「トップダウン」では昔ほど成果が出ない今、リーダーに求められている「大事なこと」
---------- かつては主流だった、「トップダウン」のマネジメント。しかし、時代の変化にともなって、今までのやり方では成果が出なくなってきた。著書『変化をもたらすリーダーは何をしているのか? 』を上梓した、人材育成・組織風土改革コンサルタントの園部浩司氏が、今リーダーに求められている資質と、これからのリーダー像について考察する。 ---------- 【写真】人事評価で「上位5%」に入った人たちの働き方「驚きの共通点」
「創意工夫が必要な仕事」が増えている
仕事は、三つの種類に分かれます。 まず一つ目は「力仕事」。これは人の代わりに機械がやってくれる仕事です。 二つ目は「作業系の仕事」。
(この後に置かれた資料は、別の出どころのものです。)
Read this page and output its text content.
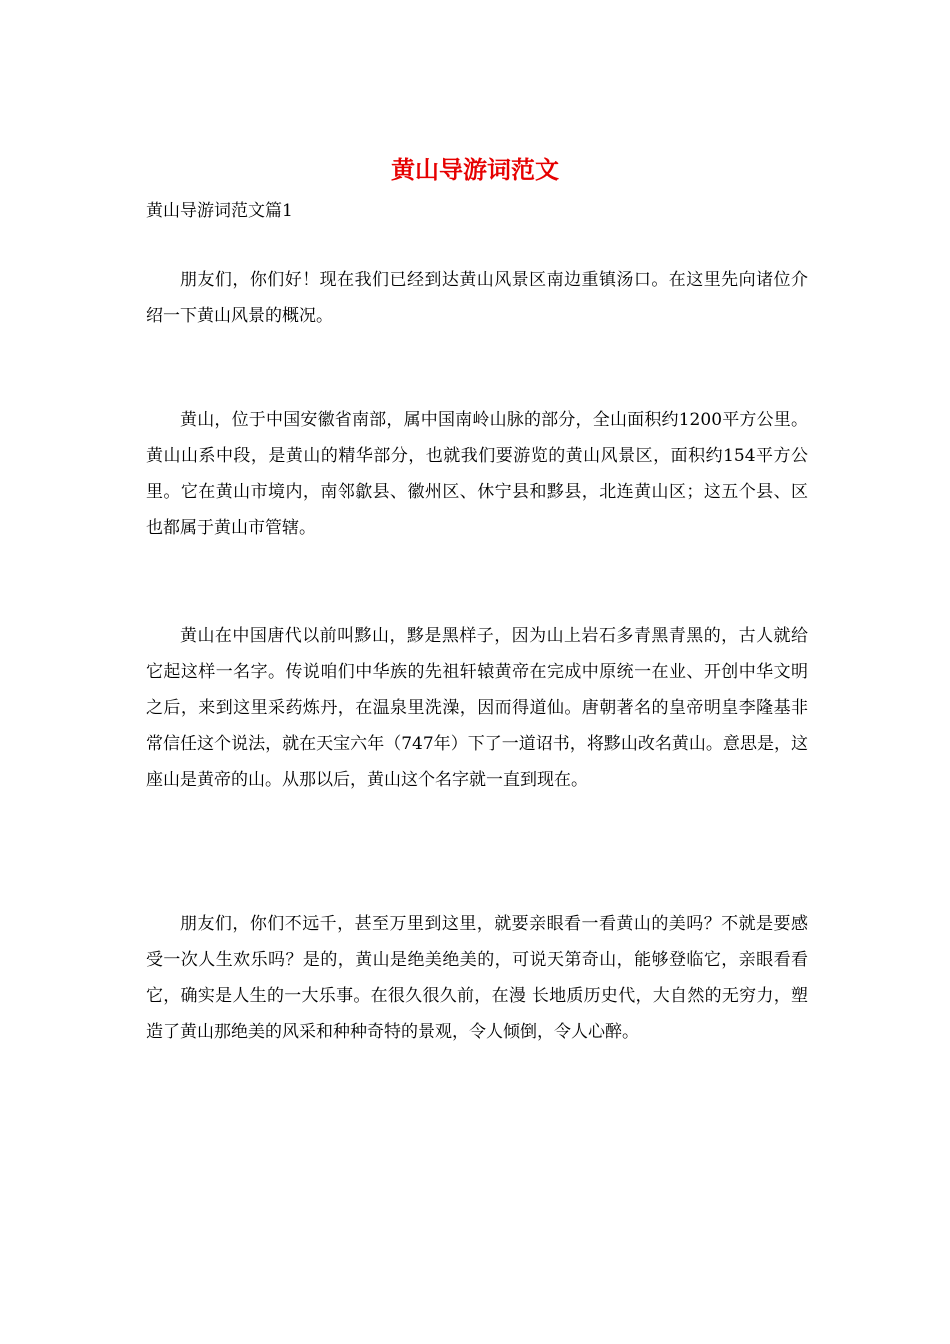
黄山导游词范文

黄山导游词范文篇1

朋友们，你们好！现在我们已经到达黄山风景区南边重镇汤口。在这里先向诸位介绍一下黄山风景的概况。

黄山，位于中国安徽省南部，属中国南岭山脉的部分，全山面积约1200平方公里。黄山山系中段，是黄山的精华部分，也就我们要游览的黄山风景区，面积约154平方公里。它在黄山市境内，南邻歙县、徽州区、休宁县和黟县，北连黄山区；这五个县、区也都属于黄山市管辖。

黄山在中国唐代以前叫黟山，黟是黑样子，因为山上岩石多青黑青黑的，古人就给它起这样一名字。传说咱们中华族的先祖轩辕黄帝在完成中原统一在业、开创中华文明之后，来到这里采药炼丹，在温泉里洗澡，因而得道仙。唐朝著名的皇帝明皇李隆基非常信任这个说法，就在天宝六年（747年）下了一道诏书，将黟山改名黄山。意思是，这座山是黄帝的山。从那以后，黄山这个名字就一直到现在。

朋友们，你们不远千，甚至万里到这里，就要亲眼看一看黄山的美吗？不就是要感受一次人生欢乐吗？是的，黄山是绝美绝美的，可说天第奇山，能够登临它，亲眼看看它，确实是人生的一大乐事。在很久很久前，在漫 长地质历史代，大自然的无穷力，塑造了黄山那绝美的风采和种种奇特的景观，令人倾倒，令人心醉。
これは手順が決まっている仕事で、将来的にはテクノロジーに置き換えられることが十分予想されます。実際、既に置き換えられている例も多く、たとえば鉄道の自動改札機や、手作業で行っていたものが、システム化されたものなどを思い浮かべていただければいいでしょう。 三つ目は「問題を解決する仕事」。問題を解決するためには、解決策を考え、皆で知恵を出し合い、企画を立てる必要があります。つまり、プロセスに「企画すること」が求められる仕事です。 といっても、商品・サービスの企画職や、デザイン職や設計職といった専門スキルが必要な職種などの、いわゆる“クリエイティブ系の仕事”を指しているのではありません。 どの職種のどの仕事なのかという範疇には限定せず、「創意工夫が必要な仕事」全般を指しています。 たとえば、人事の仕事は、先に述べたようないわゆる“クリエイティブ系の仕事”として分類される仕事ではありませんが、もし「採用」という仕事ひとつでも、「今、当社ではどういう人を採用すればいいのか」「採用率を上げるには具体的に何をすればいいのか」「採用ウェブサイトをどのようなページにすると効果があるのか」などを考える必要が出てきます。 これらの仕事は、今までやってこなかった新しいことを、「採用」という観点から生み出す仕事なので、企画という領域に踏み込んでいます。 テクノロジーが進歩し、さまざまな機械やITインフラなどが職場に導入されて、今までの仕事のやり方を見直す、というのも企画領域の仕事です。 企業というのは、なんらかの社会課題を解決するために事業を行っています。そこで働く一つひとつのチーム、一人ひとりの社員にとっては、目の前のお客様の課題を解決して価値を生み出すことが、仕事の主流になっています。 つまり、三つ目の「問題を解決する仕事」とは、事業や部門、職種に関わりなく、ここ10年ほどで増えてきたように感じています。 「企画や創意工夫が必要な仕事」であり、「テクノロジーに置き換えにくい仕事」とも言えます。 そこで、チームのメンバー皆で対話し、知恵を出すことが必要になるので「メンバーが主体的に行動し、仕事のやりがい・達成感を得られるチーム」を目指していくことが有効というわけです。